Aber der Beifall für Merkel, die Stimmen für ihren Generalsekretär - alles vermutlich die falsche Adresse oder, wie es einer im Plenum sagt, "Ausdruck der Weisheit der Delegierten", die ihre Vorsitzende nicht ohne Schaden für die Partei beschädigen können. Über Merkels Kandidatur werden Interessen entscheiden, nicht Parteitagsreden: Das Interesse Stoibers, nicht einfach als einziger Kandidat übrig zu bleiben. Das Interesse Roland Kochs, eine erwartbare Niederlage Merkels dazu zu nutzen, sich selbst im Jahre 2006 ins Spiel zu bringen.

Ein Wort wie von Kohl

Merkel selbst hat die leidige K-Frage nach dem Ausgang der Konkurrenz Merkel-Stoiber an diesem Montag in Dresden nicht so beantwortet wie es eine bedingungslos Entschlossene tun müsste: "Es ist wichtig, einen einmal beschlossenen Zeitplan einzuhalten." Man müsse dem Gegner zeigen: "Wir lassen uns nicht beirren." Ein Wort wie von Kohl, dem Herrn der Zeitpläne, den sie denn auch für die letzten Sätze der Rede in Anspruch nimmt: Der habe beim Parteitag in Hamburg 1994 zum Kämpfen aufgerufen, als keiner mehr an den Sieg geglaubt habe. "Auch damals gab es nur eine Antwort: Kämpfen!"

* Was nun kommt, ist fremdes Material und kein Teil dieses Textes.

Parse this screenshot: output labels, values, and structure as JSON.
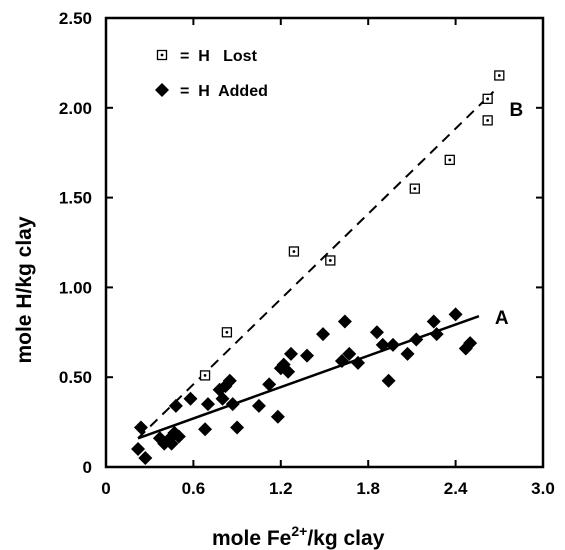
{
  "chart_data": {
    "type": "scatter",
    "xlabel": "mole Fe",
    "xlabel_sup": "2+",
    "xlabel_tail": "/kg clay",
    "ylabel": "mole H/kg clay",
    "xlim": [
      0,
      3.0
    ],
    "ylim": [
      0,
      2.5
    ],
    "x_ticks": [
      0,
      0.6,
      1.2,
      1.8,
      2.4,
      3.0
    ],
    "x_tick_labels": [
      "0",
      "0.6",
      "1.2",
      "1.8",
      "2.4",
      "3.0"
    ],
    "y_ticks": [
      0,
      0.5,
      1.0,
      1.5,
      2.0,
      2.5
    ],
    "y_tick_labels": [
      "0",
      "0.50",
      "1.00",
      "1.50",
      "2.00",
      "2.50"
    ],
    "grid": false,
    "legend_position": "top-left",
    "legend": [
      {
        "marker": "open-square-dot",
        "text": "=  H   Lost"
      },
      {
        "marker": "filled-diamond",
        "text": "=  H  Added"
      }
    ],
    "series": [
      {
        "marker": "open-square-dot",
        "points": [
          [
            0.68,
            0.51
          ],
          [
            0.83,
            0.75
          ],
          [
            1.29,
            1.2
          ],
          [
            1.54,
            1.15
          ],
          [
            2.12,
            1.55
          ],
          [
            2.36,
            1.71
          ],
          [
            2.62,
            2.05
          ],
          [
            2.62,
            1.93
          ],
          [
            2.7,
            2.18
          ]
        ]
      },
      {
        "marker": "filled-diamond",
        "points": [
          [
            0.22,
            0.1
          ],
          [
            0.24,
            0.22
          ],
          [
            0.27,
            0.05
          ],
          [
            0.37,
            0.16
          ],
          [
            0.4,
            0.13
          ],
          [
            0.44,
            0.16
          ],
          [
            0.45,
            0.13
          ],
          [
            0.47,
            0.19
          ],
          [
            0.48,
            0.34
          ],
          [
            0.5,
            0.17
          ],
          [
            0.58,
            0.38
          ],
          [
            0.68,
            0.21
          ],
          [
            0.7,
            0.35
          ],
          [
            0.78,
            0.43
          ],
          [
            0.8,
            0.38
          ],
          [
            0.82,
            0.45
          ],
          [
            0.85,
            0.48
          ],
          [
            0.87,
            0.35
          ],
          [
            0.9,
            0.22
          ],
          [
            1.05,
            0.34
          ],
          [
            1.12,
            0.46
          ],
          [
            1.18,
            0.28
          ],
          [
            1.2,
            0.55
          ],
          [
            1.22,
            0.57
          ],
          [
            1.25,
            0.53
          ],
          [
            1.27,
            0.63
          ],
          [
            1.38,
            0.62
          ],
          [
            1.49,
            0.74
          ],
          [
            1.62,
            0.59
          ],
          [
            1.64,
            0.81
          ],
          [
            1.67,
            0.63
          ],
          [
            1.73,
            0.58
          ],
          [
            1.86,
            0.75
          ],
          [
            1.9,
            0.68
          ],
          [
            1.94,
            0.48
          ],
          [
            1.97,
            0.68
          ],
          [
            2.07,
            0.63
          ],
          [
            2.13,
            0.71
          ],
          [
            2.25,
            0.81
          ],
          [
            2.27,
            0.74
          ],
          [
            2.4,
            0.85
          ],
          [
            2.47,
            0.66
          ],
          [
            2.5,
            0.69
          ]
        ]
      }
    ],
    "fit_lines": [
      {
        "style": "dashed",
        "label": "B",
        "from": [
          0.22,
          0.16
        ],
        "to": [
          2.66,
          2.09
        ]
      },
      {
        "style": "solid",
        "label": "A",
        "from": [
          0.22,
          0.16
        ],
        "to": [
          2.56,
          0.84
        ]
      }
    ]
  }
}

Die Vorsitzende empfiehlt sich als Kandidatin: Dieses Mal kein Risiko in der Sachpolitik, sondern eines in der Person? Ob der Beifall im Saal darauf schon Antwort gibt oder einige Gesichter im Parteitagspräsidium? Das Gesicht Wolfgang Schäubles zum Beispiel, der seiner Nachfolgerin so gut wie nicht applaudiert, mit versteinertem Gesicht dasitzt, die Mundwinkel tief nach unten gezogen. Oder die, die sagen, sie hätten die K-Frage gar nicht erst debattiert im Kreisverband: "Der Stoiber wird das nicht machen." Ob er will, wird seine Rede am Dienstag zu erkennen geben. Vielleicht.